Last week, during a conversation with my team about book recommendations, I brought up another great book by Daniel Pink: When: The scientific approach to perfect timing.
If you haven’t heard of Daniel Pink, you should watch his ‘The Puzzle of Motivation’ Ted Talk. In my opinion, a masterful speech that includes:
A powerful opening, which establishes a framework utilized throughout
You heard the phrase Timing is everything. And for most of us, timing is based on intuition and guess work.
For a slim book, ‘When’ brims with a surprising amount of insight and practical advice. I highly recommend you read for yourself. This post is a quick overview but this is not going to do its justice.
There’s one quote in the book that summarizes the whole thing for me and it’s this:
"We simply don’t take issues of when as seriously as we take questions of what.”
Pink starts the book by explaining that we all experience the day in three stages:
So our alertness in energy levels increase in the morning, they decline around noon and then they ascend again towards the end of the day. About 75% of us experience the peak, trough and rebound in that order and we will get to the other 25% in a little bit.
For this 75%, research shows that analytical tasks should happen during that morning peak stage, and that during the trough is when we should work on creative analytical tasks where we are most innovative and creative when we are not at our best.
So what about the other 25%?
Pink refers to people as being in three different chronotypes. He calls them:
• Owls - As you can image are late starters
• And Third Birds - kind of somewhere in the middle.
He describes that 75% as being comprised almost solely of larks and third birds. Owls make up that extra 25%. So this can be due to genes or it can also be due to age, for example: teenagers are often owls as you probably know, and older generations are more “larckey” in nature.
So whereas Larks and Third Birds typically experience their day as a peak, trough and rebound, Owls are a bit different. Owls experience their day as recovery, trough and peak.
To summarize we all experience something like a peak, a trough and a rebound, and that trough is the most dangerous time of the day.
Pink even goes through research that suggests that you should never get an appointment at the hospital during the afternoon trough period, which is crazy. There’s a few other stories and again, I recommend that you read this book. But how can we combat those troughs?
The author gives us some suggestions for that too. He says that we need to take breaks, and if you are looking for the ideal of a restorative break, consider a short walk outside with a friend during which you discuss something other than work.
Another insight is that lunch is the most important meal of the day and it helps us combat those troughs that we experience and the most important thing: Don’t eat at your desk (he calls this the ‘Sad desk lunch’.
Oh wait, there’s more: if you are anything like me, you love a good nap. Research shows naps are super valuable. Listen to this quote:
“Done right naps can be a shrewd response to the through and a valuable break. Naps deliver two key benefits:
• They improve cognitive performance
• And boost mental and physical health
But you need to limit the time of the nap to prevent, what he calls, sleep inertia, which is when we wake up feeling really groggy and gross. We should only take naps that are between 10 and 20 minutes.

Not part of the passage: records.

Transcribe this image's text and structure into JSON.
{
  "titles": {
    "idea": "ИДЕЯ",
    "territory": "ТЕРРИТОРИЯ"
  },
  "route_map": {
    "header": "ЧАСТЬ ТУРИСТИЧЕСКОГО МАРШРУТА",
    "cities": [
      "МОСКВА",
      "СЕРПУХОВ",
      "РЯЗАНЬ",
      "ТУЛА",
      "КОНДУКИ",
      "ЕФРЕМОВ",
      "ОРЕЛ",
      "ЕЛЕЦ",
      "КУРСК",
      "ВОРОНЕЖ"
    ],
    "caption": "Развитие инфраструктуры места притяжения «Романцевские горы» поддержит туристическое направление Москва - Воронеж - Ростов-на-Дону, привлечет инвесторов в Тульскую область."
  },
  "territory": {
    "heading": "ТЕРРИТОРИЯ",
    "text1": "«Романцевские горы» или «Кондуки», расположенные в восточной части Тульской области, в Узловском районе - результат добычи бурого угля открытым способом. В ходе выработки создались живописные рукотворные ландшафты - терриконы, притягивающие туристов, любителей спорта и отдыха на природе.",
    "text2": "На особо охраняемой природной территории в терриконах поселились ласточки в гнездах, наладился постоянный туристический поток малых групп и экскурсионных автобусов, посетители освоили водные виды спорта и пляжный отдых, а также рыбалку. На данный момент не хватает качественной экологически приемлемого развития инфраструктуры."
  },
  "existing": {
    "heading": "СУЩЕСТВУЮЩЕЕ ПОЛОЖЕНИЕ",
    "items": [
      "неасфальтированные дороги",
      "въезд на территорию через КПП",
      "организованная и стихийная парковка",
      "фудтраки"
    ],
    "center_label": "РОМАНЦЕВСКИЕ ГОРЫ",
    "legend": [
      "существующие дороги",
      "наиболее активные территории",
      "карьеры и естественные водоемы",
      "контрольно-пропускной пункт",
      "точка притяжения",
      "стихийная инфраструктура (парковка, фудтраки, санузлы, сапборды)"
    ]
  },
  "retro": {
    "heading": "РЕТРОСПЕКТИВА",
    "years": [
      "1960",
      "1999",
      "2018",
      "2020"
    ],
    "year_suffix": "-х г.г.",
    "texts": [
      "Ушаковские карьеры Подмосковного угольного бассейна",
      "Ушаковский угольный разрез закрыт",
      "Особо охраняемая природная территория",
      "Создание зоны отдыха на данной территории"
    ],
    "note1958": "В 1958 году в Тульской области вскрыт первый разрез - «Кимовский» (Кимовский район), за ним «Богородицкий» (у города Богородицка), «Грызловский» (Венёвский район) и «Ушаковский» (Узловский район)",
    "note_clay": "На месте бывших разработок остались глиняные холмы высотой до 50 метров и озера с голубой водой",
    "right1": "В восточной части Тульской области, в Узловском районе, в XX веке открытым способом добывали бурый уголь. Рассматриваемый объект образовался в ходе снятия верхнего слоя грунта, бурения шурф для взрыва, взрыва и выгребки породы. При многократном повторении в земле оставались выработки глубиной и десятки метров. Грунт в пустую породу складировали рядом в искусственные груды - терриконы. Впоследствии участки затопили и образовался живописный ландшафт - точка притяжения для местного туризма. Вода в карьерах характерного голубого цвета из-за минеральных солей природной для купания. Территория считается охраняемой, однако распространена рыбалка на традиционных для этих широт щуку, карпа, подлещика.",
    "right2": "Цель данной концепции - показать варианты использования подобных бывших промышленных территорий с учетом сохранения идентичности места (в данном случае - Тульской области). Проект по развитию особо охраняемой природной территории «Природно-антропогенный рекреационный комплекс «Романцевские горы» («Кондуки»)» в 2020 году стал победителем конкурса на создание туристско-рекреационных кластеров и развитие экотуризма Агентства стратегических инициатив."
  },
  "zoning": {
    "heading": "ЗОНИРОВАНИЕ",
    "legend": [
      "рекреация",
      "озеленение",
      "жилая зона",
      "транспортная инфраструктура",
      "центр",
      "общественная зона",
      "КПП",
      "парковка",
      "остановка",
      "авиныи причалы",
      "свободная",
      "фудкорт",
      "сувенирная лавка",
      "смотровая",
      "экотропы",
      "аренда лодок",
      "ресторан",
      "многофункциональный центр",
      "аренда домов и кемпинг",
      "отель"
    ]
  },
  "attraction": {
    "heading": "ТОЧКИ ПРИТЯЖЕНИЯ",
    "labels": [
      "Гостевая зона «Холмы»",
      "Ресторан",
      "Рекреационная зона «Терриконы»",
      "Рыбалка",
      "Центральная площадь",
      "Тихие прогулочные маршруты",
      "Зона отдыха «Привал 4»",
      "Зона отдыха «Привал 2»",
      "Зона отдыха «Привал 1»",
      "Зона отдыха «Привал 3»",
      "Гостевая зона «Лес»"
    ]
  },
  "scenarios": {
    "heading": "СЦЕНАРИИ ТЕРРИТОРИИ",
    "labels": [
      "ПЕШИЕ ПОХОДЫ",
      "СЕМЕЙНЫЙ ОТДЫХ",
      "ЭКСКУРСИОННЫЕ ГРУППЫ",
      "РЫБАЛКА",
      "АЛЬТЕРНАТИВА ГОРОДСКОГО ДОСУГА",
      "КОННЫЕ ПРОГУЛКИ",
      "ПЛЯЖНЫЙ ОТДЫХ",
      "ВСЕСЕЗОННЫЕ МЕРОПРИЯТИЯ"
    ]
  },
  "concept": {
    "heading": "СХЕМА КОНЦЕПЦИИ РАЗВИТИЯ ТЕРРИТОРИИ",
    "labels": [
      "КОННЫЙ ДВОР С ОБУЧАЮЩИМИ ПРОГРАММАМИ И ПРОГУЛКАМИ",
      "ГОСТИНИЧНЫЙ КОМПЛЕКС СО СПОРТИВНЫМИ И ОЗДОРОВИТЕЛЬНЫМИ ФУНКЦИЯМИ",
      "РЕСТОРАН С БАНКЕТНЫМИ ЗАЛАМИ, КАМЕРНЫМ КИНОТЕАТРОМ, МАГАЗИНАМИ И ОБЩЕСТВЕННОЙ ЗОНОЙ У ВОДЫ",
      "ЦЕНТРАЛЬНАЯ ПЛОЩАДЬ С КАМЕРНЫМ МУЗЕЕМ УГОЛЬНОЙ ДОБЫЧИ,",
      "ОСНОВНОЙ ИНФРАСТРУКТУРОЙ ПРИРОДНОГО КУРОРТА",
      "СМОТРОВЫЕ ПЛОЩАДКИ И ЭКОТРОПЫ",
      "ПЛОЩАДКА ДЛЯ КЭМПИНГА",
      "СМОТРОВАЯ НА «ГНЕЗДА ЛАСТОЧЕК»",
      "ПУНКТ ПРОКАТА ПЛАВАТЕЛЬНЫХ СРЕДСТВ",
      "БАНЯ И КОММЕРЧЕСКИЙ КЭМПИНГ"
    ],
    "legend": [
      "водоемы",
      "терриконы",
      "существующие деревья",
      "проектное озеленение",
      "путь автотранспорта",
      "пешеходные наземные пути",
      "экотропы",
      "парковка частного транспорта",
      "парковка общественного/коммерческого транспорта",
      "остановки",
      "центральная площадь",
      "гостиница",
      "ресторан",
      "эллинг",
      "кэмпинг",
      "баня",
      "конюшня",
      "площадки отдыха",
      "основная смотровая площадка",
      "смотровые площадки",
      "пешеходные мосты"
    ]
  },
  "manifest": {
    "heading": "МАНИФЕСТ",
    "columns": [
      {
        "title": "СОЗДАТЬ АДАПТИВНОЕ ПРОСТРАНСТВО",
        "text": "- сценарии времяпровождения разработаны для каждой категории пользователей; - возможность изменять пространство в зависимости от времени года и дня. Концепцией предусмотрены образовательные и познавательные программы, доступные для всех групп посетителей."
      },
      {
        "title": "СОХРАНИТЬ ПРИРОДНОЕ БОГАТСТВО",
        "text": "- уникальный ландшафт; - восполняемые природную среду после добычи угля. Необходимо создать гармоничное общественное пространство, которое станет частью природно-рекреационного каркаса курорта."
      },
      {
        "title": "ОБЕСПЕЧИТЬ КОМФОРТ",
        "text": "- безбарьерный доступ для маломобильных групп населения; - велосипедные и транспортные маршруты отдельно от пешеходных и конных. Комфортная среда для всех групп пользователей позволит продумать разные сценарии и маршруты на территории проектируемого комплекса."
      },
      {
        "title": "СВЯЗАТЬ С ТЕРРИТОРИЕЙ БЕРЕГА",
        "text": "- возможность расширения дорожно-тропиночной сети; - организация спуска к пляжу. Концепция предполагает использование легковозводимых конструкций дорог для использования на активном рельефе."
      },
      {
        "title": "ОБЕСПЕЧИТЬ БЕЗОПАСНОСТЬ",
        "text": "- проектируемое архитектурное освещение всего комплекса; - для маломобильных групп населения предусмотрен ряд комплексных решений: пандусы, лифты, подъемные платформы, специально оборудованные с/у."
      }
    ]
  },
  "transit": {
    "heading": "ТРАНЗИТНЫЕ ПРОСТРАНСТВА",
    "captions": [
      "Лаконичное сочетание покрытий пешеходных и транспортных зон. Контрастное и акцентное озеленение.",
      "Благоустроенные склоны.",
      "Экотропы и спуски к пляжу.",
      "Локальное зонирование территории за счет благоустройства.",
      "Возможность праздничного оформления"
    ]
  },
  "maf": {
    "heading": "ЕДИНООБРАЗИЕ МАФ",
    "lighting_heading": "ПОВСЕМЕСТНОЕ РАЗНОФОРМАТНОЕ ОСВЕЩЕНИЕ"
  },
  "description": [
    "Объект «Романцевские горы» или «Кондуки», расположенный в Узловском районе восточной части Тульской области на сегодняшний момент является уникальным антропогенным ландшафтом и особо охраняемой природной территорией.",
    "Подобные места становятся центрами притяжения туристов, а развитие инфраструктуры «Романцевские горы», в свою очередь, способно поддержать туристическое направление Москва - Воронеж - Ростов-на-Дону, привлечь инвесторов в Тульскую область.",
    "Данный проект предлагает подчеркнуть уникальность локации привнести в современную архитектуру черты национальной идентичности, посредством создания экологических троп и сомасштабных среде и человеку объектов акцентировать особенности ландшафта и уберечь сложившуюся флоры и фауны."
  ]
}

Dan recommends a great technique called the ‘nappuccino.’ Ideally after lunch, you have a coffee, then set your timer to 20 minutes. If it takes you seven minutes to fall asleep, you’ll wake up a little later, fully refreshed and with the caffeine just kicking in.
Over the course of the rest of his book he talks about:
It turns out that beginnings are much more important than we realize. For example: the school start time for teenagers and college-age students (the owls) should be later. Some studies even suggest that start time should be as late as 11am for optimal performance with those students. Right now the average start time in the US is 8am and that can have an impact on grades and performance…really interesting data.
Can cause a slump where we lose interest and we get tired, like when we are in the middle of something where it feels like the end is nowhere to be seen and you’re just struggling alone. But they can also cause sparks, where we become more motivated and propelled forward.
Our lives follow a general slump, for example, in the late 30s and early 40s and we are actually statistically at our slumpiest in our early 50s but then we rise up again later on in life to get to a point where we are actually in the happiest point of our life.
There are three ways to turn an slump into a spark:
Be aware of those midpoints. It will help you get out of it.
Imagine that you are behind but only by a little bit that we can catch up. It really propels us to move forward.
Pink talks particularly about nine enders, so people who are 29, 39, 49 and so on. Apparently there’s a disproportionate number of nine enders who take on things like first-time marathons and things like that.
We see the end of a period of life and we want to make sure that we are achieving so definitely a food for thought.
“At the beginning of a pursuit, we are generally more motivated by how far we’ve progressed. At the end, we are generally more energized by trying to close the small gap that remains.
I know it’s true for me but I’m wondering if it’s true for you as well? It definitely resonates with me.
It’s also interesting that in that age-old debate of do you want the good news or the bad news first. There’s a fairly definitive answer based on research, and that’s that you should always give the goos news last. Given the choice, humans prefer endings that elevate.
Hopefully by now I convinced you that time is not an art. Timing is really a science. And we can use that science to make better decisions.